Can be used to configure the cache used by Zentral. Local-memory caching by default. For more information, go to the the Django documentation.

PostgreSQL database

django.POSTGRES_HOST

Default: ""

Which host to use when connecting to the database. An empty string means localhost.

django.POSTGRES_PORT

Default: ""

The port to use when connecting to the database. An empty string means the default port.

django.POSTGRES_NAME

Default: zentral

The name of the database to use.

django.POSTGRES_USER

Default: zentral

The username to use when connecting to the database.

django.POSTGRES_PASSWORD

Default: ""

The password to use when connecting to the database.

Celery

Celery is used for background tasks.

django.CELERY_BROKER_URL

Default: amqp://guest:guest@rabbitmq:5672//

The connection string used by Celery to connect to the task management queues. The default value will make Celery connect to the rabbitmq container. For more information, please refer to the Celery documentation.

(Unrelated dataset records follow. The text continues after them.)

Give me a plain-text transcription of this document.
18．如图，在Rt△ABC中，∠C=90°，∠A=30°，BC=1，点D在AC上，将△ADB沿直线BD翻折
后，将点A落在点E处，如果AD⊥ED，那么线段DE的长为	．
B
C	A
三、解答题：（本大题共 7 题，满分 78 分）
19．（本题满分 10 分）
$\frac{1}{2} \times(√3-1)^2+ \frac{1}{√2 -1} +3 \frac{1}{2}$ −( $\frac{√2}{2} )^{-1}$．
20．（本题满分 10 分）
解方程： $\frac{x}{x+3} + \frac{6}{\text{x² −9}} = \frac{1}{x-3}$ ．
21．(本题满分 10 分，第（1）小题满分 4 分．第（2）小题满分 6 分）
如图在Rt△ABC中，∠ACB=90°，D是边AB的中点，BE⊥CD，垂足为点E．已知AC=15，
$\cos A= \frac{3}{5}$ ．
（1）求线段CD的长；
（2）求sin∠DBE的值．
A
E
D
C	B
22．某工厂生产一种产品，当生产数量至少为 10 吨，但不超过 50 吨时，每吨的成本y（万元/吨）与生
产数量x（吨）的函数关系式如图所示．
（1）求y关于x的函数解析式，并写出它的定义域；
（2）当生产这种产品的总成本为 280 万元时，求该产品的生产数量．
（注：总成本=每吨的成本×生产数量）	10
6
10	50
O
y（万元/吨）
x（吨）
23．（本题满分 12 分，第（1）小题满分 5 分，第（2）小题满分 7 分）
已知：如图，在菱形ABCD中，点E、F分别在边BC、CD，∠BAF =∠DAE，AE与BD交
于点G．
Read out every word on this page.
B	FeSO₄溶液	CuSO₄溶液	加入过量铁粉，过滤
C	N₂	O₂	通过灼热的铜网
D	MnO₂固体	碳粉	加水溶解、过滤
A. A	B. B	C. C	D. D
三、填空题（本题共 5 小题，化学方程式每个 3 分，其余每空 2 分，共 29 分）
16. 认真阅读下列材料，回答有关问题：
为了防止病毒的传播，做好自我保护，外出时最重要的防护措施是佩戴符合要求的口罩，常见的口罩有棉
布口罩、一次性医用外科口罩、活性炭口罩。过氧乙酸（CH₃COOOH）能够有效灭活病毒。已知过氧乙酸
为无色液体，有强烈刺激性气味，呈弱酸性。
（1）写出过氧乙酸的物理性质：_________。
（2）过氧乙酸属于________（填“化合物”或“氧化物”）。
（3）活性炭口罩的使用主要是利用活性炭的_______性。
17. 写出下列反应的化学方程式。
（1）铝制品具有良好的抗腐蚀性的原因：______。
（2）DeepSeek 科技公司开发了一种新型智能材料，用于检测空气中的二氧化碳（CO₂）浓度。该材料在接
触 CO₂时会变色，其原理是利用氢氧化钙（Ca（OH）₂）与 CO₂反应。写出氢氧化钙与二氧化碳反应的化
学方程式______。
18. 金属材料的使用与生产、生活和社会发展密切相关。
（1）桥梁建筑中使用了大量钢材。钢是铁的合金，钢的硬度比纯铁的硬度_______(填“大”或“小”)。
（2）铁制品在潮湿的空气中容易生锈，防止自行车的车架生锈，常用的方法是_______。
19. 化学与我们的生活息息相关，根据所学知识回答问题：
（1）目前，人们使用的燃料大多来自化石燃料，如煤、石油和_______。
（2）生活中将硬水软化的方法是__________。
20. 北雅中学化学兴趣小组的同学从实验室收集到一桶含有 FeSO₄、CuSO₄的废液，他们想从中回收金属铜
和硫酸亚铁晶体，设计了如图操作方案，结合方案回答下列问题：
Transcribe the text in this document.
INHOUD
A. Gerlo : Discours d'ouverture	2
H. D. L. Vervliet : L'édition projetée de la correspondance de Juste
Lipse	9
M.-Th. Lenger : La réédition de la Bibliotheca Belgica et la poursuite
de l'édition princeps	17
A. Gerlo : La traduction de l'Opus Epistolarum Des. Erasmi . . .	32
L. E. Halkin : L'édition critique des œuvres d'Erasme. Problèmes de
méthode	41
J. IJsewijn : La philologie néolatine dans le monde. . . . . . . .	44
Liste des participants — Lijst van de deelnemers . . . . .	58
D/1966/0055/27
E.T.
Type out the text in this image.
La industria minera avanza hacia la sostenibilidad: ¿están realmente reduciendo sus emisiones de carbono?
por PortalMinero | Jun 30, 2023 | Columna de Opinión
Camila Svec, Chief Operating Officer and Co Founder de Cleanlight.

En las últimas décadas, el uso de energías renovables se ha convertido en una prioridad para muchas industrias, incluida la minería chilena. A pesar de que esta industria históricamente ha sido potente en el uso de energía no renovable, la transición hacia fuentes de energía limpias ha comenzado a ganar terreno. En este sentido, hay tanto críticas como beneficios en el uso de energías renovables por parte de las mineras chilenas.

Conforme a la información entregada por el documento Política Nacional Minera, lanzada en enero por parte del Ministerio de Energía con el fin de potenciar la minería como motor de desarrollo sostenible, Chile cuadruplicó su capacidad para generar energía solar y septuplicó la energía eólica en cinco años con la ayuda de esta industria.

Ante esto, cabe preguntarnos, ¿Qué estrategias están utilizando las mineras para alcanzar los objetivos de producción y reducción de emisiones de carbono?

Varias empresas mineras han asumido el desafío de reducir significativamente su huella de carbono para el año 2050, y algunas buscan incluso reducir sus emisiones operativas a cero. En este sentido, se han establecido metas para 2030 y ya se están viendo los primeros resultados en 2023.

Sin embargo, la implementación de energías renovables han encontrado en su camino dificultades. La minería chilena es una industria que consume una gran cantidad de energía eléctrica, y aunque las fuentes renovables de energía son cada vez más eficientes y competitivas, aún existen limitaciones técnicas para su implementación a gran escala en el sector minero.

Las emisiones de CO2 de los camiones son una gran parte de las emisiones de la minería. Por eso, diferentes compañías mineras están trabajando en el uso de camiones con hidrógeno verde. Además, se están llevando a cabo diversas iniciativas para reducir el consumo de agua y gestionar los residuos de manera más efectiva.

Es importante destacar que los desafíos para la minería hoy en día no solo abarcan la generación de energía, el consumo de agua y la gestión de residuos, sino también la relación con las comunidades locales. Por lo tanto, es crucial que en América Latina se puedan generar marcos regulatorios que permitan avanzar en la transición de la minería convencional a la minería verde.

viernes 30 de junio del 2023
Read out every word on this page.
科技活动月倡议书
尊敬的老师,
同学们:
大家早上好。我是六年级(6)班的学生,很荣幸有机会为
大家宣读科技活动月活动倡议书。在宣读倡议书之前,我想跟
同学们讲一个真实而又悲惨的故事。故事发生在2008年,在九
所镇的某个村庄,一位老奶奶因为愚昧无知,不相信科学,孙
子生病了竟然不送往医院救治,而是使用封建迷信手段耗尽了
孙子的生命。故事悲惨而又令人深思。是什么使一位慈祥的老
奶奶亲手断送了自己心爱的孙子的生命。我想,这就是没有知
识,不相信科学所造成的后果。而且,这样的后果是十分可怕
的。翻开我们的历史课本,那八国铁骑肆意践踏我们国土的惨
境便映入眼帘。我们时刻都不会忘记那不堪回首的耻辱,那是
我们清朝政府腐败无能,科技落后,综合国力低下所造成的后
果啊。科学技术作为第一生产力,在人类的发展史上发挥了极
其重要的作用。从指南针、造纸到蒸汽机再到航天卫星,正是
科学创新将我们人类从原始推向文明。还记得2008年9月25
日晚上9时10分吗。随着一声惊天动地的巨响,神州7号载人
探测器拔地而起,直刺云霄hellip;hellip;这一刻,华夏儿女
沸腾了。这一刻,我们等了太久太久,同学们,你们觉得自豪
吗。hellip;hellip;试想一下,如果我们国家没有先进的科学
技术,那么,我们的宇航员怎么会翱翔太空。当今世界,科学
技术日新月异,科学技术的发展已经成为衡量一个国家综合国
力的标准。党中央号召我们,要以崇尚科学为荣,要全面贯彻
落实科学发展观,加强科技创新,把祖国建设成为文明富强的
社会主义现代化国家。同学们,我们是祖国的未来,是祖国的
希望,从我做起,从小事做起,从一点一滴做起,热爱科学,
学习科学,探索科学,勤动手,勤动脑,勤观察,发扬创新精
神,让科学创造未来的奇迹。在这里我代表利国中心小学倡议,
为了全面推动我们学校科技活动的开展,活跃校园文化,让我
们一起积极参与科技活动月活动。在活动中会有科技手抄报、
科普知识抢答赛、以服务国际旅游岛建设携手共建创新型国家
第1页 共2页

django.CELERY_BROKER_TRANSPORT_OPTIONS

Default: {}

A dict of additional options passed to the underlying Celery transport. Please refer to the Celery documentation.

File storage

django.DEFAULT_FILE_STORAGE

Default: django.core.files.storage.FileSystemStorage

Default file storage class to be used for any file-related operations.

Supported alternatives:

django.MEDIA_ROOT

Default: ""

When using the default file storage, this is a path to the directory that will hold the files.

django.GS_*

  • GS_BUCKET_NAME
  • GS_CREDENTIALS

Keys used to configure the gcloud file storage backend.

You will also need to install extra python requirements to be able to use a google bucket as file storage.

GS_CREDENTIALS is needed for Zentral to be able to presign URLs to give access to the private files. You can generate a private key for the service account used by the google instance for example, and give this service account the roles/storage.admin role on the bucket.

django.GS_CREDENTIALS

django.AWS_*

  • AWS_S3_REGION_NAME
  • AWS_S3_ENDPOINT_URL
  • AWS_STORAGE_BUCKET_NAME

Keys used to configure the S3 file storage backend.

Static files

See Static Files

Zentral uses the django.contrib.staticfiles.storage.ManifestStaticFilesStorage. The collectstatic command needs to be run to collect and prepare all the files, when django.DEBUG is false.

django.STATIC_ROOT

Default: /zentral_static

The absolute path to the directory where collectstatic will collect static files for deployment.

Internationalization

django.LANGUAGE_CODE

Default: en-us

A string representing the language code for this installation. See Internationalization and localization.

Logging

django.DEBUG

Turns on/off debugging. Never turn in on in production deployments. false by default.

django.LOG_FORMATTER

Can be used to load a different log formatter. The default one will simply output a formatted string. Available ones:

  • zentral.utils.logging.JSONFormatter
  • zentral.utils.logging.DatadogJSONFormatter

django.LOG_ASCTIME

Default: true

Turns on/off the timestamps in the default log formatter.